生活百态
公寓一角
一个画家把自己八岁的儿子画了下来,却让他的身子整个沉进逆光的暗影里,倒映在发亮的地板上——唯独那张苍白的小脸,被光从昏暗中轻轻拎了出来。这是莫奈极少数的室内画之一,也是他唯一一次,把追了一辈子的光,对准自家客厅里的亲人。
- 艺术家克劳德·莫奈
- 年代1875
- 媒材布面油画
- 馆藏法国奥赛博物馆
莫奈一辈子在户外追光,画睡莲、麦垛、同一座教堂正面在不同时辰的几十张脸。1875年,他却把画架搬进了阿让特伊自家的客厅。这种描绘室内家庭起居的画,在他笔下屈指可数,《公寓内景》就是这罕见的一例。 一个最坐不住的画家画了间屋子,乍看像改了主意,其实没有:他只是想知道,那套"把空气和光请进画面"的本事,关进四面墙里还灵不灵。
灵。

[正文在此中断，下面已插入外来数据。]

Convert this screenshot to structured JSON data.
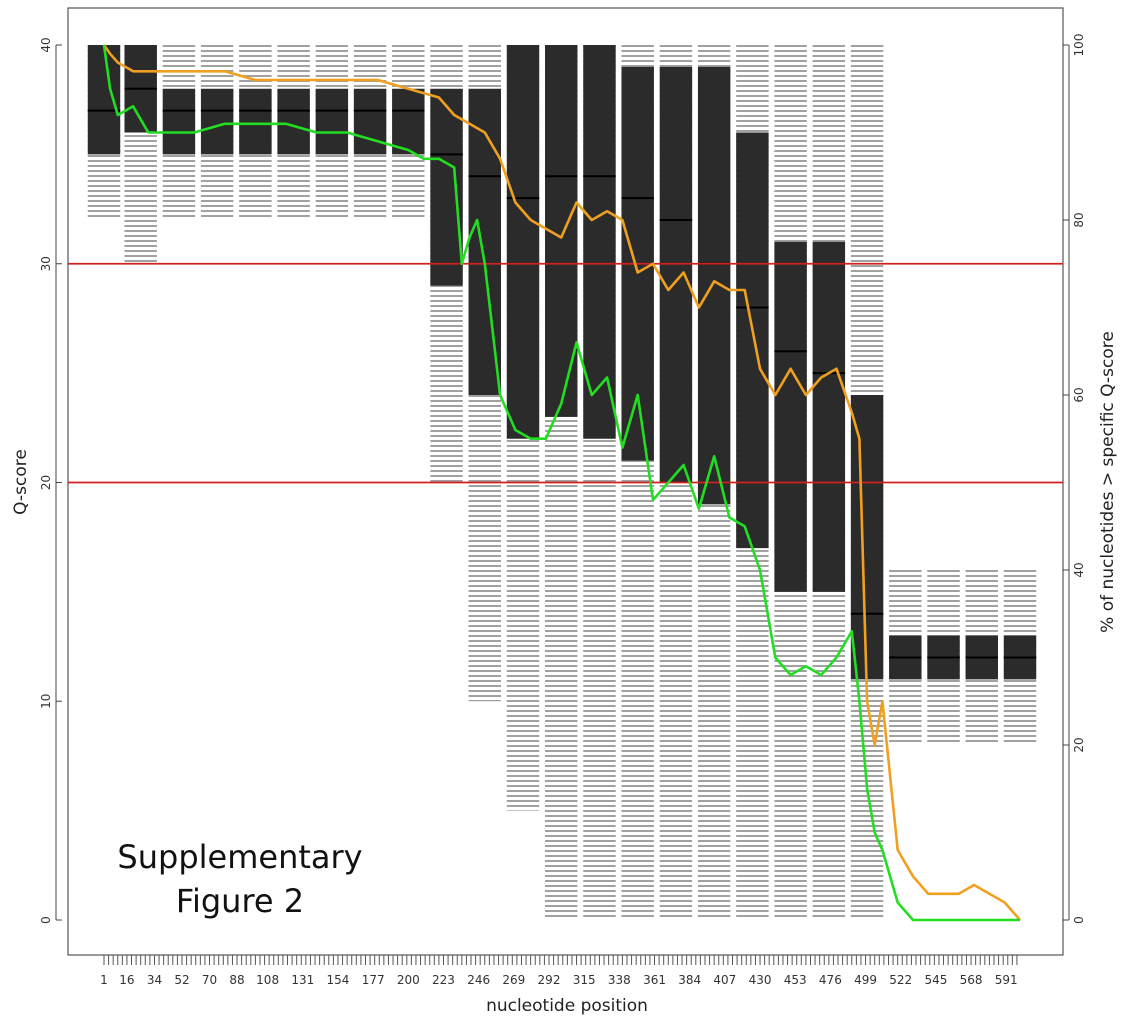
{
  "chart_data": {
    "type": "boxplot+line",
    "xlabel": "nucleotide position",
    "ylabel": "Q-score",
    "y2label": "% of nucleotides > specific Q-score",
    "caption_line1": "Supplementary",
    "caption_line2": "Figure 2",
    "x_tick_labels": [
      "1",
      "16",
      "34",
      "52",
      "70",
      "88",
      "108",
      "131",
      "154",
      "177",
      "200",
      "223",
      "246",
      "269",
      "292",
      "315",
      "338",
      "361",
      "384",
      "407",
      "430",
      "453",
      "476",
      "499",
      "522",
      "545",
      "568",
      "591"
    ],
    "x_range": [
      1,
      600
    ],
    "ylim": [
      0,
      40
    ],
    "y_ticks": [
      "0",
      "10",
      "20",
      "30",
      "40"
    ],
    "y2lim": [
      0,
      100
    ],
    "y2_ticks": [
      "0",
      "20",
      "40",
      "60",
      "80",
      "100"
    ],
    "reference_lines": [
      {
        "y": 30,
        "color": "#d02020"
      },
      {
        "y": 20,
        "color": "#d02020"
      }
    ],
    "colors": {
      "box": "#2b2b2b",
      "dashed": "#555555",
      "pct_q20": "#f0a020",
      "pct_q30": "#22dd22"
    },
    "boxes": {
      "positions": [
        1,
        25,
        50,
        75,
        100,
        125,
        150,
        175,
        200,
        225,
        250,
        275,
        300,
        325,
        350,
        375,
        400,
        425,
        450,
        475,
        500,
        525,
        550,
        575,
        600
      ],
      "q1": [
        35,
        36,
        35,
        35,
        35,
        35,
        35,
        35,
        35,
        29,
        24,
        22,
        23,
        22,
        21,
        20,
        19,
        17,
        15,
        15,
        11,
        11,
        11,
        11,
        11
      ],
      "median": [
        37,
        38,
        37,
        37,
        37,
        37,
        37,
        37,
        37,
        35,
        34,
        33,
        34,
        34,
        33,
        32,
        30,
        28,
        26,
        25,
        14,
        12,
        12,
        12,
        12
      ],
      "q3": [
        40,
        40,
        38,
        38,
        38,
        38,
        38,
        38,
        38,
        38,
        38,
        40,
        40,
        40,
        39,
        39,
        39,
        36,
        31,
        31,
        24,
        13,
        13,
        13,
        13
      ],
      "whisker_low": [
        32,
        30,
        32,
        32,
        32,
        32,
        32,
        32,
        32,
        20,
        10,
        5,
        0,
        0,
        0,
        0,
        0,
        0,
        0,
        0,
        0,
        8,
        8,
        8,
        8
      ],
      "whisker_high": [
        40,
        40,
        40,
        40,
        40,
        40,
        40,
        40,
        40,
        40,
        40,
        40,
        40,
        40,
        40,
        40,
        40,
        40,
        40,
        40,
        40,
        16,
        16,
        16,
        16
      ]
    },
    "series": [
      {
        "color": "#f0a020",
        "x": [
          1,
          5,
          10,
          20,
          30,
          40,
          50,
          60,
          80,
          100,
          120,
          140,
          160,
          180,
          200,
          220,
          230,
          240,
          250,
          260,
          270,
          280,
          290,
          300,
          310,
          320,
          330,
          340,
          350,
          360,
          370,
          380,
          390,
          400,
          410,
          420,
          430,
          440,
          450,
          460,
          470,
          480,
          490,
          495,
          500,
          505,
          510,
          520,
          530,
          540,
          550,
          560,
          570,
          580,
          590,
          600
        ],
        "y": [
          100,
          99,
          98,
          97,
          97,
          97,
          97,
          97,
          97,
          96,
          96,
          96,
          96,
          96,
          95,
          94,
          92,
          91,
          90,
          87,
          82,
          80,
          79,
          78,
          82,
          80,
          81,
          80,
          74,
          75,
          72,
          74,
          70,
          73,
          72,
          72,
          63,
          60,
          63,
          60,
          62,
          63,
          58,
          55,
          25,
          20,
          25,
          8,
          5,
          3,
          3,
          3,
          4,
          3,
          2,
          0
        ]
      },
      {
        "color": "#22dd22",
        "x": [
          1,
          5,
          10,
          20,
          30,
          40,
          50,
          60,
          80,
          100,
          120,
          140,
          160,
          180,
          200,
          210,
          220,
          230,
          235,
          240,
          245,
          250,
          260,
          270,
          280,
          290,
          300,
          310,
          320,
          330,
          340,
          350,
          360,
          370,
          380,
          390,
          400,
          410,
          420,
          430,
          440,
          450,
          460,
          470,
          480,
          490,
          495,
          500,
          505,
          510,
          520,
          530,
          540,
          550,
          560,
          570,
          580,
          590,
          600
        ],
        "y": [
          100,
          95,
          92,
          93,
          90,
          90,
          90,
          90,
          91,
          91,
          91,
          90,
          90,
          89,
          88,
          87,
          87,
          86,
          75,
          78,
          80,
          75,
          60,
          56,
          55,
          55,
          59,
          66,
          60,
          62,
          54,
          60,
          48,
          50,
          52,
          47,
          53,
          46,
          45,
          40,
          30,
          28,
          29,
          28,
          30,
          33,
          25,
          15,
          10,
          8,
          2,
          0,
          0,
          0,
          0,
          0,
          0,
          0,
          0
        ]
      }
    ]
  }
}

光从房间深处靠窗的地方漫进来,照亮一块发白的区域,前景两侧对称的暗色帷帘和绿植像剧场刚拉开的大幕,把你的目光直接推向那片亮处。而站在那片光里的,是他的长子让(Jean Monet)。
真正动人的,是莫奈对待这个孩子的方式。 让背着光立着,深色的衣裤整个化进逆光的暗影,地板把这团黑影倒映出来;可偏偏那张小脸连同雪白的衣领,被光从昏暗里一把拎出来,亮得成了全画的焦点。父亲画儿子,本该是把那张熟悉的脸一笔一笔细描进去的事;莫奈反过来,先让身子隐入满室流动的光影,再把最要紧的那一点——那张脸——稳稳留在亮处。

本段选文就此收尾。